Speed Age Magazine
For the average stock car owner, racing is a sport and not a profitable business. It is the owner who pays and pays and pays.
But, when it comes to getting results, Julian Buesink, 40, of Findley Lake, N.Y., comes as near to being a profit-maker as any owner in the business. For his success as an owner during the 1950 season, the Speed Age Award Panel has named him the outstanding stock car owner of the season which just closed.
Buesink tried every make of car he felt practicable, and soon discovered it took a different make for each kind of track. His stable was composed of Olsdmobile 88s, Fords, Mercurys and Lincolns. He contracted two drivers, Bill Rexford of Conewango Valley, N.Y. and Lloyd Moore of Frewsburg, N.Y., and sometimes used another, George Hartley of Erie, Penna.
Traveling from Canada to Florida, wherever the NASCAR Grand National Circuit operated, Buesink played his cars as one would play chess. He decided the type of car for a particular track, then furnished that make for his drivers. If his judgment was faulty, he lost, but, if it was right, he won.
That he won more often than he lost showed in the final NASCAR tabulation.
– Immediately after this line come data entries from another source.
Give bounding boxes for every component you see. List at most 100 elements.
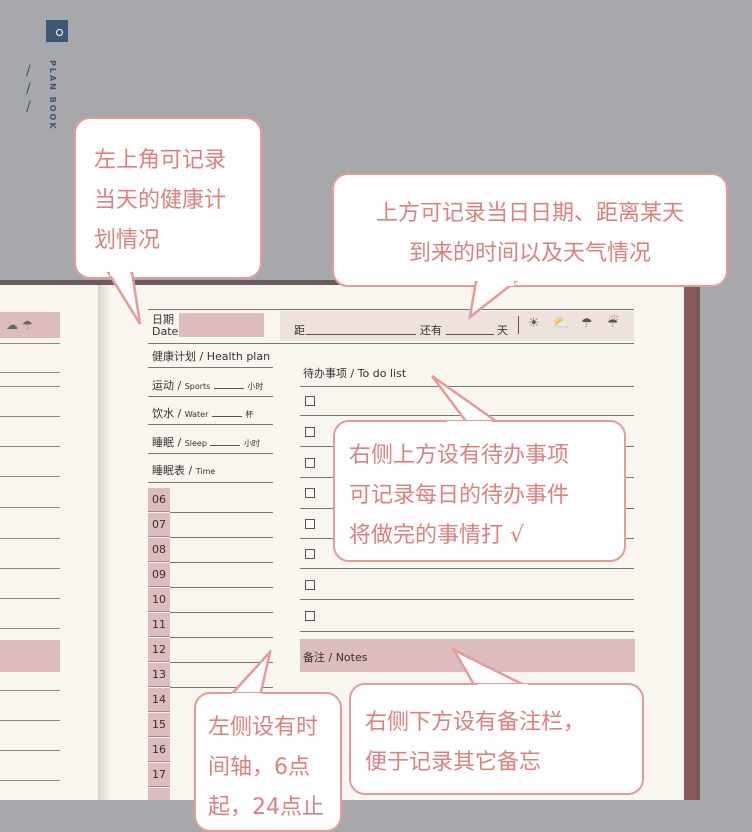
todo-checkbox[interactable]	[305, 580, 315, 590]
notebook-cover-edge	[682, 286, 696, 800]
todo-checkbox[interactable]	[305, 396, 315, 406]
todo-rule	[300, 599, 634, 600]
callout-text: 可记录每日的待办事件	[349, 483, 570, 508]
day-unit: 天	[497, 324, 508, 337]
sleep-chart-label: 睡眠表 /	[152, 464, 193, 477]
todo-checkbox[interactable]	[305, 611, 315, 621]
hour-label: 11	[148, 613, 170, 637]
header-bottom-rule	[148, 343, 634, 344]
hour-label: 13	[148, 663, 170, 687]
callout-notes: 右侧下方设有备注栏， 便于记录其它备忘	[349, 683, 644, 795]
remaining-field[interactable]	[446, 334, 494, 335]
page-gutter	[98, 285, 110, 800]
hour-label: 09	[148, 563, 170, 587]
callout-text: 便于记录其它备忘	[365, 750, 542, 775]
hour-label: 10	[148, 588, 170, 612]
todo-checkbox[interactable]	[305, 488, 315, 498]
health-rule	[148, 424, 273, 425]
left-line	[0, 720, 60, 721]
callout-todo-tail	[431, 374, 504, 426]
left-line	[0, 598, 60, 599]
left-line	[0, 343, 60, 344]
partly-cloudy-icon[interactable]: ⛅	[553, 316, 569, 331]
distance-field[interactable]	[306, 334, 416, 335]
left-notes-bar	[0, 640, 60, 672]
callout-text: 上方可记录当日日期、距离某天	[375, 201, 684, 226]
water-unit: 杯	[245, 410, 254, 419]
todo-rule	[300, 631, 634, 632]
exercise-label: 运动 /	[152, 379, 182, 392]
callout-text: 右侧上方设有待办事项	[349, 443, 570, 468]
left-line	[0, 750, 60, 751]
left-line	[0, 690, 60, 691]
date-field[interactable]	[179, 313, 264, 337]
left-line	[0, 568, 60, 569]
sleep-row: 睡眠 / Sleep 小时	[152, 434, 260, 450]
exercise-field[interactable]	[213, 388, 244, 389]
todo-checkbox[interactable]	[305, 549, 315, 559]
hour-label-partial	[148, 788, 170, 800]
hour-label: 15	[148, 713, 170, 737]
todo-rule	[300, 568, 634, 569]
hour-label: 12	[148, 638, 170, 662]
left-page	[0, 285, 100, 800]
sleep-field[interactable]	[210, 445, 241, 446]
callout-timeline-tail-join	[232, 693, 262, 698]
notes-title: 备注 / Notes	[303, 651, 368, 664]
water-label-en: Water	[184, 410, 209, 419]
water-field[interactable]	[211, 416, 242, 417]
sun-icon[interactable]: ☀	[528, 316, 540, 331]
left-line	[0, 446, 60, 447]
callout-notes-tail-join	[478, 684, 528, 689]
left-line	[0, 628, 60, 629]
callout-text: 左侧设有时	[208, 715, 319, 740]
left-weather-icons: ☁ ☂	[6, 318, 33, 332]
callout-date-weather: 上方可记录当日日期、距离某天 到来的时间以及天气情况	[332, 173, 728, 287]
exercise-unit: 小时	[247, 382, 264, 391]
left-line	[0, 780, 60, 781]
callout-text: 到来的时间以及天气情况	[408, 241, 651, 266]
callout-date-tail	[468, 281, 519, 320]
todo-title: 待办事项 / To do list	[303, 367, 407, 380]
distance-label: 距	[294, 324, 305, 337]
water-label: 饮水 /	[152, 407, 182, 420]
left-line	[0, 476, 60, 477]
health-plan-title: 健康计划 / Health plan	[152, 350, 271, 363]
hour-label: 08	[148, 538, 170, 562]
health-rule	[148, 453, 273, 454]
timeline-rule	[170, 612, 273, 613]
header-top-rule	[148, 309, 634, 310]
callout-timeline-tail	[227, 650, 272, 698]
date-label: 日期 Date	[152, 314, 178, 338]
hour-label: 16	[148, 738, 170, 762]
callout-health-plan: 左上角可记录 当天的健康计 划情况	[74, 117, 262, 279]
brand-slashes: / / /	[26, 63, 31, 115]
todo-checkbox[interactable]	[305, 458, 315, 468]
date-label-en: Date	[152, 325, 179, 338]
callout-text: 间轴，6点	[208, 755, 310, 780]
sleep-chart-row: 睡眠表 / Time	[152, 462, 215, 478]
callout-text: 起，24点止	[208, 795, 324, 820]
left-line	[0, 386, 60, 387]
callout-text: 当天的健康计	[94, 188, 227, 213]
todo-checkbox[interactable]	[305, 427, 315, 437]
callout-health-tail	[106, 272, 142, 325]
health-rule	[148, 482, 273, 483]
callout-todo-tail-join	[447, 421, 491, 426]
water-row: 饮水 / Water 杯	[152, 405, 253, 421]
cloud-rain-icon[interactable]: ☔	[607, 316, 619, 331]
hour-label: 14	[148, 688, 170, 712]
sleep-label-en: Sleep	[184, 439, 207, 448]
callout-text: 将做完的事情打 √	[349, 523, 525, 548]
sleep-label: 睡眠 /	[152, 436, 182, 449]
sleep-chart-label-en: Time	[195, 467, 216, 476]
left-line	[0, 372, 60, 373]
callout-timeline: 左侧设有时 间轴，6点 起，24点止	[194, 692, 342, 832]
callout-text: 右侧下方设有备注栏，	[365, 710, 586, 735]
todo-checkbox[interactable]	[305, 519, 315, 529]
timeline-rule	[170, 637, 273, 638]
cloud-rain-icon[interactable]: ☂	[581, 316, 593, 331]
callout-text: 划情况	[94, 228, 161, 253]
left-line	[0, 507, 60, 508]
callout-text: 左上角可记录	[94, 148, 227, 173]
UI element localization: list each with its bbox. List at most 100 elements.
His drivers, Rexford and Moore, finished as champion and fourth in the national standings, a combination of finish places not even neared by any other stable of cars.
For his belief in stock car racing, and performance of his stable of cars, Julian Buesink has been named by the voting panel for the first annual Speed Age Magazine Awards as the outstanding car owner for 1950 in the stock car field.